The direct cause of photodamage-induced lysosomal destabilization.

Whether membrane lipid photoperoxidation is the immediate cause for lysosomal lysis is still unclear. In this study, we investigated the direct causal factor of photoinduced lysosomal destabilization in a K+-containing solution. Methylene blue (MB)-mediated photodamage caused lysosomal membrane lipid peroxidation and loss of membrane fluidity. Compared with unirradiated lysosomes, the photodamaged lysosomes significantly lost enzyme latency in an isotonic K+-containing solution during a 20-min period of incubation.
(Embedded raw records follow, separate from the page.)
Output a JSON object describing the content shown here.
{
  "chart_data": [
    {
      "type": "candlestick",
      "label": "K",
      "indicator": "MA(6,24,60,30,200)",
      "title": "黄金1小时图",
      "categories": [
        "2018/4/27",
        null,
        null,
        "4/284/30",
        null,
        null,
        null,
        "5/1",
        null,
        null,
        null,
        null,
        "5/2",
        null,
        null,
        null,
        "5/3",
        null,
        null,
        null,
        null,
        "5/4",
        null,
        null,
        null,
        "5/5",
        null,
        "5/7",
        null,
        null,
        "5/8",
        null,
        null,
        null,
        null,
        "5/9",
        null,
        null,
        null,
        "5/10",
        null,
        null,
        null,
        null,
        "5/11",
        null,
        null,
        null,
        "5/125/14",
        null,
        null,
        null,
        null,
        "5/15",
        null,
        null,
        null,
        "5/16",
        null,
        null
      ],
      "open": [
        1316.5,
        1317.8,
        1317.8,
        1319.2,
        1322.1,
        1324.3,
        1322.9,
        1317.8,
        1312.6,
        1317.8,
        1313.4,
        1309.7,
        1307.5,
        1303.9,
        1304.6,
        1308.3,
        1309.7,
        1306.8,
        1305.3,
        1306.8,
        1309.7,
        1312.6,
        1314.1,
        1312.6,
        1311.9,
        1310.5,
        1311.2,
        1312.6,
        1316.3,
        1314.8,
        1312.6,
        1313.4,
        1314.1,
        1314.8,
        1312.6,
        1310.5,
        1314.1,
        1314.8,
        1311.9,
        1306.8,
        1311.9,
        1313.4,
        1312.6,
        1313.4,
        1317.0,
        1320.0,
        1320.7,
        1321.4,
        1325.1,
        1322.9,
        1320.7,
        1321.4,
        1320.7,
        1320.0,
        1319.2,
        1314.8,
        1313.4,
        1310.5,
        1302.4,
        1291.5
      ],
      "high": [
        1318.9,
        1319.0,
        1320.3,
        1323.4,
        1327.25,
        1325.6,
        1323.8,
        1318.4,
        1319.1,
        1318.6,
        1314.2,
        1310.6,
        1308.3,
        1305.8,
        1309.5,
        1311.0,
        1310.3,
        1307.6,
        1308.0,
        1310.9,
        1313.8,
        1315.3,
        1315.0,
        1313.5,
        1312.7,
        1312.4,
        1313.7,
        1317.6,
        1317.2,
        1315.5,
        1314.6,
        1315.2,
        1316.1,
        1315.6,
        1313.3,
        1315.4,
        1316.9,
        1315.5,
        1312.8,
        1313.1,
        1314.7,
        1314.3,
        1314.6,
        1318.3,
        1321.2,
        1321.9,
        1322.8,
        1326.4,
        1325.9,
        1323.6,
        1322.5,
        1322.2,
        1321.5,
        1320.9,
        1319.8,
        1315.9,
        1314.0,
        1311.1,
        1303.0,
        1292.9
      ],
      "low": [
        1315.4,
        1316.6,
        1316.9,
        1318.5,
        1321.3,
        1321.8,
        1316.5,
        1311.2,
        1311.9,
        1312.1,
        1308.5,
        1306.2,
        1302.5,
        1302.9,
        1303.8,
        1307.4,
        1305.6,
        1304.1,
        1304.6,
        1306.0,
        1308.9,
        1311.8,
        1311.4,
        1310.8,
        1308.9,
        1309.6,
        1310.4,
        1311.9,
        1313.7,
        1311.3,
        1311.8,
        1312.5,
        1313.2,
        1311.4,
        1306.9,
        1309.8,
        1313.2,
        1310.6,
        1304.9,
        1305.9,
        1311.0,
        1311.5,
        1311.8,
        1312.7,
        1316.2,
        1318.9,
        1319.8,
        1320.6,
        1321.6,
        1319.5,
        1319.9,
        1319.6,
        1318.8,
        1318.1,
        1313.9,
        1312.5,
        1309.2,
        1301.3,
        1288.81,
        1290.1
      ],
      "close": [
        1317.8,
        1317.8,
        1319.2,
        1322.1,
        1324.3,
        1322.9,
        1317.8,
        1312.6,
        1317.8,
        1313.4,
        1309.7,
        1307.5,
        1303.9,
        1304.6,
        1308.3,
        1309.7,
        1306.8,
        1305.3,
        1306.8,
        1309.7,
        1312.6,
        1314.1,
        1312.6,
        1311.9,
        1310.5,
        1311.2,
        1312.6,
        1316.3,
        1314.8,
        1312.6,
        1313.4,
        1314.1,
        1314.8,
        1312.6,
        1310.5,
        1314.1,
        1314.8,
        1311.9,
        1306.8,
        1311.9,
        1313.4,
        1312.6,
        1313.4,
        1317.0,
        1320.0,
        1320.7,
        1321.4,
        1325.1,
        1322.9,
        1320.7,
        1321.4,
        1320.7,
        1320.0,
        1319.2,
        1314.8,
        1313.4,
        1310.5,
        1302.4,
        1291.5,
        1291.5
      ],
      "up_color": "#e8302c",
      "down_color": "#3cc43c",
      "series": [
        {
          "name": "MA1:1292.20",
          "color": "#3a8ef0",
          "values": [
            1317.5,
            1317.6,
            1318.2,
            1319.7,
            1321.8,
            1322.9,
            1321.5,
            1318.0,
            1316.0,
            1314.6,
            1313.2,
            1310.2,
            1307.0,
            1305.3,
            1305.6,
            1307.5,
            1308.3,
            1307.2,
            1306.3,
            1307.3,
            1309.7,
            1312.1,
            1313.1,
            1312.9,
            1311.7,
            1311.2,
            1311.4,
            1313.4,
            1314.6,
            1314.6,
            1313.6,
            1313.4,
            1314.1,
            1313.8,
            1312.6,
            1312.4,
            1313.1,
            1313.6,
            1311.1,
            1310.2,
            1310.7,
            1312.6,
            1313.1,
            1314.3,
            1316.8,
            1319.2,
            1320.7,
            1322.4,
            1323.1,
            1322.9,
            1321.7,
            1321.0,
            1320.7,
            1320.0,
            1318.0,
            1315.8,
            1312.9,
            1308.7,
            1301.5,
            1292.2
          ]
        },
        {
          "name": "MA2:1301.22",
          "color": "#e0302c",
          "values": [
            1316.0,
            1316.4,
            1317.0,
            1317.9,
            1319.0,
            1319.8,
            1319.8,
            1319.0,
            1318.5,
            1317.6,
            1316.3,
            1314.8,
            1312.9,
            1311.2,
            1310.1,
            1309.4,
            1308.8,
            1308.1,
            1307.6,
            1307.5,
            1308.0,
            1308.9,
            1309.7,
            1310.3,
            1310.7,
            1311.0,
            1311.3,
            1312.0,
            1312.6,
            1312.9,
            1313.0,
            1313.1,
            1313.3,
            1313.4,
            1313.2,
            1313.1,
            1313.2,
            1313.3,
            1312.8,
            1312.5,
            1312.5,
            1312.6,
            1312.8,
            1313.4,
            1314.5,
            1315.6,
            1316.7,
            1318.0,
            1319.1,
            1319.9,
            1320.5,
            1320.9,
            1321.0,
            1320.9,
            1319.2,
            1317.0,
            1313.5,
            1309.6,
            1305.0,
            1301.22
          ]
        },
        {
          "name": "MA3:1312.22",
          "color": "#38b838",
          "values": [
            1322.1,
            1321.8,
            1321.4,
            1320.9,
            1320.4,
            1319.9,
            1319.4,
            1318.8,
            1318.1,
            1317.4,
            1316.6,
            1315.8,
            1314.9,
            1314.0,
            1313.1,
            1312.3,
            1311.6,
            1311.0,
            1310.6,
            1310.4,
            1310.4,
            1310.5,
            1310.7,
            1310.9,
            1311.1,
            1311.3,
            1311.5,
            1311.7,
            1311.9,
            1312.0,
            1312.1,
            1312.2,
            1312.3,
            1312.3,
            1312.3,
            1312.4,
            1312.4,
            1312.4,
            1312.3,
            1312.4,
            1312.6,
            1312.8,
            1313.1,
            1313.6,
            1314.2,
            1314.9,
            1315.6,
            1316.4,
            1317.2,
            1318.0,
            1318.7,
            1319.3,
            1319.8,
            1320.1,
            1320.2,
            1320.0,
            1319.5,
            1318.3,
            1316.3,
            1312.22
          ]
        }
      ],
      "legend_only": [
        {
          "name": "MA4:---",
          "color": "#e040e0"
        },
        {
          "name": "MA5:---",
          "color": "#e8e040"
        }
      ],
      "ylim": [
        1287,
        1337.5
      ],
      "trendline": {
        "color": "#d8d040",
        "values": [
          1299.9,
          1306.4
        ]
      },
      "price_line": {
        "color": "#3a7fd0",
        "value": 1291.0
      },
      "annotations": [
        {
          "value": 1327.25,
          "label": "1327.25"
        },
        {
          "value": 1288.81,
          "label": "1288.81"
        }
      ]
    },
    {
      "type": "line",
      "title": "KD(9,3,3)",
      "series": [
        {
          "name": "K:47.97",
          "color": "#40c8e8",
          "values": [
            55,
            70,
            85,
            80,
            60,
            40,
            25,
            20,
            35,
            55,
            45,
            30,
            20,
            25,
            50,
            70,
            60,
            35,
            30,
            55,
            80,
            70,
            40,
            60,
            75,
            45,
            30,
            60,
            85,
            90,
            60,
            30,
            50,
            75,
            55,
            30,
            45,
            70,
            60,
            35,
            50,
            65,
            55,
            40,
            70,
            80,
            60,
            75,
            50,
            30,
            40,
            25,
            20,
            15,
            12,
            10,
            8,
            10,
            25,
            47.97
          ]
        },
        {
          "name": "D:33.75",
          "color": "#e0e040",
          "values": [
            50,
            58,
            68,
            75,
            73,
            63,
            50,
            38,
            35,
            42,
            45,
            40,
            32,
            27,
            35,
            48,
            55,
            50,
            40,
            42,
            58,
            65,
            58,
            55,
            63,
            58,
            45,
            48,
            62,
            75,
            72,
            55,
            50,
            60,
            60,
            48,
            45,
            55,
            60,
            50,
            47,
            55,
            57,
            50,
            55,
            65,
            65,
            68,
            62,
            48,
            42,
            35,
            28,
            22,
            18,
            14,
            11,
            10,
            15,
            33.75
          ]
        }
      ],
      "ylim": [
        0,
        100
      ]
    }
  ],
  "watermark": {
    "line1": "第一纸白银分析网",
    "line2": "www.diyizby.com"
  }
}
It indicates an increase in lysosomal K+ permeability. The inward K+ permeation of photodamaged lysosomes was further proved by a K+-induced elevation of internal membrane potential. In addition, the photodamaged lysosomes displayed an increased osmotic sensitivity, showing that MB-mediated photodamage promotes lysosomal osmotic fragility. Although these photoinduced alterations occurred, the lysosomes were relatively stable in an isotonic sucrose medium. In contrast, the organelle destabilized in a photodamage-dependent fashion in an isotonic K+-containing solution. The results indicate that membrane lipid peroxidation does not definitely destabilize lysosomes. The direct cause for the lysosomal destabilization is photoinduced osmotic imbalance across its membrane via an increased K+ uptake, while the increase in osmotic sensitivity favors the destabilization of photodamaged lysosomes.